A Lenape chief, Shingas actually offered Braddock a detailed map of Fort Duquesne that he had acquired from the French. The Lenape would gladly help the British drive the French out, he told Braddock, so long as the British respected Lenape land rights.
Battle of Fort Duquesne
However, Braddock dismissed Shingas. The British, he said, intended to “inhabit and inherit the land” after defeating the French and their Indian allies. They had no intention of acknowledging any Native rights to the Ohio Country. Shingas responded by withdrawing his offer of assistance.
And, perhaps to no one’s surprise, when Braddock and his 2,200 soldiers marched on Fort Duquesne in July 1755, they did so with a grand total of 8 Native warriors among them.
Equally unsurprising, the British plan to take the fort failed miserably. Braddock’s army was surprised and decimated by a largely Indian force. Some 900 of the 1,400 British troops were casualties. Braddock himself—the general so convinced of Indian warriors’ ineptitude—was among them.

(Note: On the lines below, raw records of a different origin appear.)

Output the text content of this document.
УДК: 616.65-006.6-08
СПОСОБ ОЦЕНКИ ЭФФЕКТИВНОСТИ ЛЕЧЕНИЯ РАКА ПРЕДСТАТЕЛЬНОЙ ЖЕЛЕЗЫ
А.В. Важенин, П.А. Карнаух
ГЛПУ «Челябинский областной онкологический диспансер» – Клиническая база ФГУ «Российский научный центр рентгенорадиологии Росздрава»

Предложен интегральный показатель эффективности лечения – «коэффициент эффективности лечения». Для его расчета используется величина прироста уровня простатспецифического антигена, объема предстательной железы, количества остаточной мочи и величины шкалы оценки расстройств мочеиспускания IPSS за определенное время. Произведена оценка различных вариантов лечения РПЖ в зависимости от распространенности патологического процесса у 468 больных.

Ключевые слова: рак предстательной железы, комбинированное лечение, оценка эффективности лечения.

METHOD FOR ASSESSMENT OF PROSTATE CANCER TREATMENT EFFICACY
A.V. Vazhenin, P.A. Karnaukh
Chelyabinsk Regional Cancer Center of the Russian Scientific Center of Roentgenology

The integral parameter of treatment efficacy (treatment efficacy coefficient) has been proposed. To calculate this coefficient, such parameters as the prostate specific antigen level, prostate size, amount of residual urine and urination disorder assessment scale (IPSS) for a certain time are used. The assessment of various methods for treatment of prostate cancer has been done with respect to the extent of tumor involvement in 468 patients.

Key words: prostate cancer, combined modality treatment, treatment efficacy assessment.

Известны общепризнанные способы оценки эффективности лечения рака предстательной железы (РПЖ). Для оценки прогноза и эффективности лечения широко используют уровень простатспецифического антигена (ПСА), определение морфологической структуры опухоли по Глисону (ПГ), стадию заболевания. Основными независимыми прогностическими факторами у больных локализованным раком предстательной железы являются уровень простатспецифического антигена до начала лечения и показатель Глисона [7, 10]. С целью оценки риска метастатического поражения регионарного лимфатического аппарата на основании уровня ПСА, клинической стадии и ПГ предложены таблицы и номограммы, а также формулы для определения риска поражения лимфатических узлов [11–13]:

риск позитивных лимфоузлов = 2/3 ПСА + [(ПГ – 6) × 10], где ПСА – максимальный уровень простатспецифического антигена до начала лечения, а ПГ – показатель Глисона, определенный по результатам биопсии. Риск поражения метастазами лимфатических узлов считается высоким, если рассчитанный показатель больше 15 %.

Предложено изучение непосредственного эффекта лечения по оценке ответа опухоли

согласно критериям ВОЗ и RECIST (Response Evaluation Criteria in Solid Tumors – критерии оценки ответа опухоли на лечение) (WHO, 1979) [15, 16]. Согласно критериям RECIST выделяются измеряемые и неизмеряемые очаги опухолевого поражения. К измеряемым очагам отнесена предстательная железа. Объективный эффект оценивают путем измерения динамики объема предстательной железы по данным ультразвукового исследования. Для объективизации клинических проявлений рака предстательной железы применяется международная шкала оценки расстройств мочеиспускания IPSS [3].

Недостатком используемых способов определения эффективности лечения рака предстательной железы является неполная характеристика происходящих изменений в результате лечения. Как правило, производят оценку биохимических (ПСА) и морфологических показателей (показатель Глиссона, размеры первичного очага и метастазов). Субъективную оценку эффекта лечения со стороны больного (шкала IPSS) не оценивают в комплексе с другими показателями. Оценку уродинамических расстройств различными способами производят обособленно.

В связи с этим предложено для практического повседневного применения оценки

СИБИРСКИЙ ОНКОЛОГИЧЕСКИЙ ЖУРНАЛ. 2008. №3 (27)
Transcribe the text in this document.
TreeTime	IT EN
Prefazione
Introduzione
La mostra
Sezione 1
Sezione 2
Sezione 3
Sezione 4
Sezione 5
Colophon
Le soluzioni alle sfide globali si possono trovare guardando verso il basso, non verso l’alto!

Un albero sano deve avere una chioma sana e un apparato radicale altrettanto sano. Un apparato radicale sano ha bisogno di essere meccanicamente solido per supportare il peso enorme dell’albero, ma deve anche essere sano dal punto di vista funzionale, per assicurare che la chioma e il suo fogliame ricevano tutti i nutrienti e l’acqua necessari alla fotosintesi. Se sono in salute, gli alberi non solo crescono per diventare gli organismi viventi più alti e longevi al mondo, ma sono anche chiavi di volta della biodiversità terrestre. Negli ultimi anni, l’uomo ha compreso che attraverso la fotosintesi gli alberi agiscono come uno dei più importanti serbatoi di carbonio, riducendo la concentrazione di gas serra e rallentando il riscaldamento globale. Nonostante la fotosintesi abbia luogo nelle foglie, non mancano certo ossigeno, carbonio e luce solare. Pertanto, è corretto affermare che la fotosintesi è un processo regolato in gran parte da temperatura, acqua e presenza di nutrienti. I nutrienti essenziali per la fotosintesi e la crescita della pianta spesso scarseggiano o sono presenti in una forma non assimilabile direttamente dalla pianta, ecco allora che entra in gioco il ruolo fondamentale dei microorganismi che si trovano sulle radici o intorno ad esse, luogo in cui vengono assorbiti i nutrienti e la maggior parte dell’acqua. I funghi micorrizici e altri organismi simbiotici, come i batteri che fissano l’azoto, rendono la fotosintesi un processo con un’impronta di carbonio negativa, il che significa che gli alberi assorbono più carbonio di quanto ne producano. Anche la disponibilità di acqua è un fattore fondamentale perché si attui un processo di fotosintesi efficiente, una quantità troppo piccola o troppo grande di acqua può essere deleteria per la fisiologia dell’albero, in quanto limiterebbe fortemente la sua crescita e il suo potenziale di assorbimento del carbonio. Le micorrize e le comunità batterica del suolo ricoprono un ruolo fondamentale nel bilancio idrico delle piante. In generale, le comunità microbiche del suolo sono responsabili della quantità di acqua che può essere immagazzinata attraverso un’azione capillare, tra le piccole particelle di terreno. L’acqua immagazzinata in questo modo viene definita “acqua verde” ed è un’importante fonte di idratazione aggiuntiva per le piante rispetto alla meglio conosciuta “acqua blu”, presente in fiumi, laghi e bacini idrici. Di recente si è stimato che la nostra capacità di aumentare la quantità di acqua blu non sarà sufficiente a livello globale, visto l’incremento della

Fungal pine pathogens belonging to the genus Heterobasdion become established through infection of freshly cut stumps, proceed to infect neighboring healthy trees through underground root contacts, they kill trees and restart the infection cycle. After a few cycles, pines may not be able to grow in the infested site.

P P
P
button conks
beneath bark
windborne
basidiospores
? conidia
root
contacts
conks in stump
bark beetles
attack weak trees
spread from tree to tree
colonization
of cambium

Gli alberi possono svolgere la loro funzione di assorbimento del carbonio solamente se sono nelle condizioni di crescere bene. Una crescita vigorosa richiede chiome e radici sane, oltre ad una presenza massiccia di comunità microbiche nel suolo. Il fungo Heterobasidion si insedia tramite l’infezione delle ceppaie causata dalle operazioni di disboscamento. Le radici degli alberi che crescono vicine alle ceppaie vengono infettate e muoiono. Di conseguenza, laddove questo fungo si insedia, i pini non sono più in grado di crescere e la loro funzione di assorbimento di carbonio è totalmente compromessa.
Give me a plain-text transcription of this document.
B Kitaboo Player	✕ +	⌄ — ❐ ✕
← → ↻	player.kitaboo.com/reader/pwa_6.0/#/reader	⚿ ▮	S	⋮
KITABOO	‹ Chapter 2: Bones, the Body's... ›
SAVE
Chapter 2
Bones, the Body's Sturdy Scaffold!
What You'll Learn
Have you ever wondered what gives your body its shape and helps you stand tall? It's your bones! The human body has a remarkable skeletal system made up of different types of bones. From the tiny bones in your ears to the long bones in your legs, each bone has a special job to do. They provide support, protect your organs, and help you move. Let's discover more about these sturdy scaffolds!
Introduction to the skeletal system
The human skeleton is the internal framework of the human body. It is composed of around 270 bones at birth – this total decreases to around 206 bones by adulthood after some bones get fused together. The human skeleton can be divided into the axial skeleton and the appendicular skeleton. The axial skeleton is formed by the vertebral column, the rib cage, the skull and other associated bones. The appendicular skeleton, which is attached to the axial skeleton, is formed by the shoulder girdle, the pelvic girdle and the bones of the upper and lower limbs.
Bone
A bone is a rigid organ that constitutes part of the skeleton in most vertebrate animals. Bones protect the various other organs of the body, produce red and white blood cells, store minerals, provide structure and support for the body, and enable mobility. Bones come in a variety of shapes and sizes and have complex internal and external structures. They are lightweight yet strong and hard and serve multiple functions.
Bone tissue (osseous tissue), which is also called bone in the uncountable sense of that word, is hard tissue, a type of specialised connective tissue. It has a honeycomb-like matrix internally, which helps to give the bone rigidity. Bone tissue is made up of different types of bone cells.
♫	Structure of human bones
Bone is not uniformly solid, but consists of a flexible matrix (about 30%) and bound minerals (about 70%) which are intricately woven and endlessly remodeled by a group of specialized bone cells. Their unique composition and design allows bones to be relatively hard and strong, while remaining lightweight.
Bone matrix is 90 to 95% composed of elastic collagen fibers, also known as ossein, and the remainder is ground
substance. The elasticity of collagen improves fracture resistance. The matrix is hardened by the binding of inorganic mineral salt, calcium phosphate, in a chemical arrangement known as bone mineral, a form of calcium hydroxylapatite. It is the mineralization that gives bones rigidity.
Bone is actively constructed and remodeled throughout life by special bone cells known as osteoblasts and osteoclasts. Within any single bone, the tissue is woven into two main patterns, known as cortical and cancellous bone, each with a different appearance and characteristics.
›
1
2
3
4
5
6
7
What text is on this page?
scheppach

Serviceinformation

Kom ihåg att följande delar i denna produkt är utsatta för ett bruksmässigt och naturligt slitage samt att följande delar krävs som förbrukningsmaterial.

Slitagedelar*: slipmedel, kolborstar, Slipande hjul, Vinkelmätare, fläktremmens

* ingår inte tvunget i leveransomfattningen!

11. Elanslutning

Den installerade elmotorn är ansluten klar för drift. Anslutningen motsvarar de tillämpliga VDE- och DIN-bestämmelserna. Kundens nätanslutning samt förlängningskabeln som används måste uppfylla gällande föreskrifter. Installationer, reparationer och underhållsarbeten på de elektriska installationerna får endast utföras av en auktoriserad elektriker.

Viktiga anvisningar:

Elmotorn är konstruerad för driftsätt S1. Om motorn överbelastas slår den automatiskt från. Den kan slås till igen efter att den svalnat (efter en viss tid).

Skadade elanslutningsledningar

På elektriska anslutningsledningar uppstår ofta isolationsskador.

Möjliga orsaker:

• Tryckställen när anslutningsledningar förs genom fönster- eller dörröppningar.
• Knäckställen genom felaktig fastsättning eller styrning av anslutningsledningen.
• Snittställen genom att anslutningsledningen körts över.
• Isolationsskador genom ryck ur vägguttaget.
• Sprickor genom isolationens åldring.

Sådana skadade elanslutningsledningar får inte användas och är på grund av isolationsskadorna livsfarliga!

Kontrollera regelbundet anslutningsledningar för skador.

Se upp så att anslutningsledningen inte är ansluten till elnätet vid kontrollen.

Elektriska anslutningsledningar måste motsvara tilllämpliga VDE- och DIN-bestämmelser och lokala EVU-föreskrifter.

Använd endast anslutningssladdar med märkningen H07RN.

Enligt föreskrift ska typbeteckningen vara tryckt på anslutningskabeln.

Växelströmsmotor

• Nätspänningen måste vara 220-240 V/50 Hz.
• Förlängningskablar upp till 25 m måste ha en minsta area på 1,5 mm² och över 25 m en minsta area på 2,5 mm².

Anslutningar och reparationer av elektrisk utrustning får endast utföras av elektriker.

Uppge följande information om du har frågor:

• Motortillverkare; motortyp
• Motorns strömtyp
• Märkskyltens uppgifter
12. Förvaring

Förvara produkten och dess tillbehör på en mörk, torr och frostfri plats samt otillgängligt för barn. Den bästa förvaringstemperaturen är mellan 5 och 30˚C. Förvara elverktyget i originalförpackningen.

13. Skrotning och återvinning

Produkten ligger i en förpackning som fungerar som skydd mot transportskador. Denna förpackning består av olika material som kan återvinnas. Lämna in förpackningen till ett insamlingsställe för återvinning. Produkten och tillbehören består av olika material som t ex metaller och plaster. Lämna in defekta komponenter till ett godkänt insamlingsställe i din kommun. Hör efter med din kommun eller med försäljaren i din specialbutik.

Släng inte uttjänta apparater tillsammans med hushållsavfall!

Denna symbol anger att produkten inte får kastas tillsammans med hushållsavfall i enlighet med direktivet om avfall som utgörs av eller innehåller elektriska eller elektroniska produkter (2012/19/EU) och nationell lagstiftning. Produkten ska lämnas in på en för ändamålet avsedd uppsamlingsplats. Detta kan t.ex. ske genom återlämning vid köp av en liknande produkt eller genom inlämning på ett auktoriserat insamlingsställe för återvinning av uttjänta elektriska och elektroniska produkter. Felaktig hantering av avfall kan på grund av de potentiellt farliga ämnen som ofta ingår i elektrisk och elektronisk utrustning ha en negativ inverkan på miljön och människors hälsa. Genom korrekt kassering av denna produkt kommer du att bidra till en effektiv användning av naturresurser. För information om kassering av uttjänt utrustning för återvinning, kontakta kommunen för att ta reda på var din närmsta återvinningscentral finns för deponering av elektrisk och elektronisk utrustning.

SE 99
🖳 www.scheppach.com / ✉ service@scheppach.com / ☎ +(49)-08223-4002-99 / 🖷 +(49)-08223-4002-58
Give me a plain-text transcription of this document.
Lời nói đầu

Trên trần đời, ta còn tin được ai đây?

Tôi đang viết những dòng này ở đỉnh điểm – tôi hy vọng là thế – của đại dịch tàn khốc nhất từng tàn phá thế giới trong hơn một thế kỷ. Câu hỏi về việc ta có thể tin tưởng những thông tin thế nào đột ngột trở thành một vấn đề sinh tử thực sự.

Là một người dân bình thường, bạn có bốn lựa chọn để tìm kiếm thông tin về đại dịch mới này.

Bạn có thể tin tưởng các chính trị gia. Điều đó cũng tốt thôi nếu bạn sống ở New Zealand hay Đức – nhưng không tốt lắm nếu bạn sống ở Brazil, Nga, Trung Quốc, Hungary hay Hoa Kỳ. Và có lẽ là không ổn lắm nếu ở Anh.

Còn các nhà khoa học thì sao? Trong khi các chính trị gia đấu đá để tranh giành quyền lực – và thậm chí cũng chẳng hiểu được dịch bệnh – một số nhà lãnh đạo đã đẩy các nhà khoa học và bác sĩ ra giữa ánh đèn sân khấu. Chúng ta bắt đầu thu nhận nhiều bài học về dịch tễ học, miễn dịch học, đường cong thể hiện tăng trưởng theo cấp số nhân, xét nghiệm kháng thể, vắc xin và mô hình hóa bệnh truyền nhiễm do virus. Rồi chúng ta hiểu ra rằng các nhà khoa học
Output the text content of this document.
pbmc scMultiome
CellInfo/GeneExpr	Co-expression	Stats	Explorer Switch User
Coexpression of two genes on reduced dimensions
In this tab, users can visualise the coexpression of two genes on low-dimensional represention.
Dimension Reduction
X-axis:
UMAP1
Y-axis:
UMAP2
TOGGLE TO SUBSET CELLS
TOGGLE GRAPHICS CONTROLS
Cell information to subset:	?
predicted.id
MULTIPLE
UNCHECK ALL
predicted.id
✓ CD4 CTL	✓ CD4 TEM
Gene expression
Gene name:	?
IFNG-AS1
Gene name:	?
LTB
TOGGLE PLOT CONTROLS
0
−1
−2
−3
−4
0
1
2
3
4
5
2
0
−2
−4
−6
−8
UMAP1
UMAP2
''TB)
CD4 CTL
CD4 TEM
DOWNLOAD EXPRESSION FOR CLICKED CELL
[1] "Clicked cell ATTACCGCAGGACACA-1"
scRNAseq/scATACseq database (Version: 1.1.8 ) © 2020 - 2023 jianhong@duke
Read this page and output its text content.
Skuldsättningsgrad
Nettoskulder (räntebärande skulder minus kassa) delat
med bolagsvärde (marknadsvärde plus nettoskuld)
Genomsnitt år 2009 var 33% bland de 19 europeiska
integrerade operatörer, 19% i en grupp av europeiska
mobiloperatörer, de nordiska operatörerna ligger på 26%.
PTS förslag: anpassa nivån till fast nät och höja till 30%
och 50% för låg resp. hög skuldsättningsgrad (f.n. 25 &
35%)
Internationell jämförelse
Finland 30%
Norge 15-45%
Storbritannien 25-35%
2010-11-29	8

But this was only going to be the beginning of this global conflict.
Common Questions about Seven Years’ War in Indian Country
Most of the Native communities in Ohio Country were Algonquian language-speaking peoples such as the Shawnee, Potawatomi, Myaamia, and Lenape. There were also Siouan language speakers, like the Ho-Chunk, the Iroquoian language-speaking Wyandot, Seneca, and Cayuga.
The Ohio Country became important for Europeans, as they needed the Ohio River and the Ohio Country to sustain the economic foundation upon which their dreams of empire in North America rested.
Fort Duquesne was located at the intersection of the Ohio, Allegheny, and Monongahela Rivers.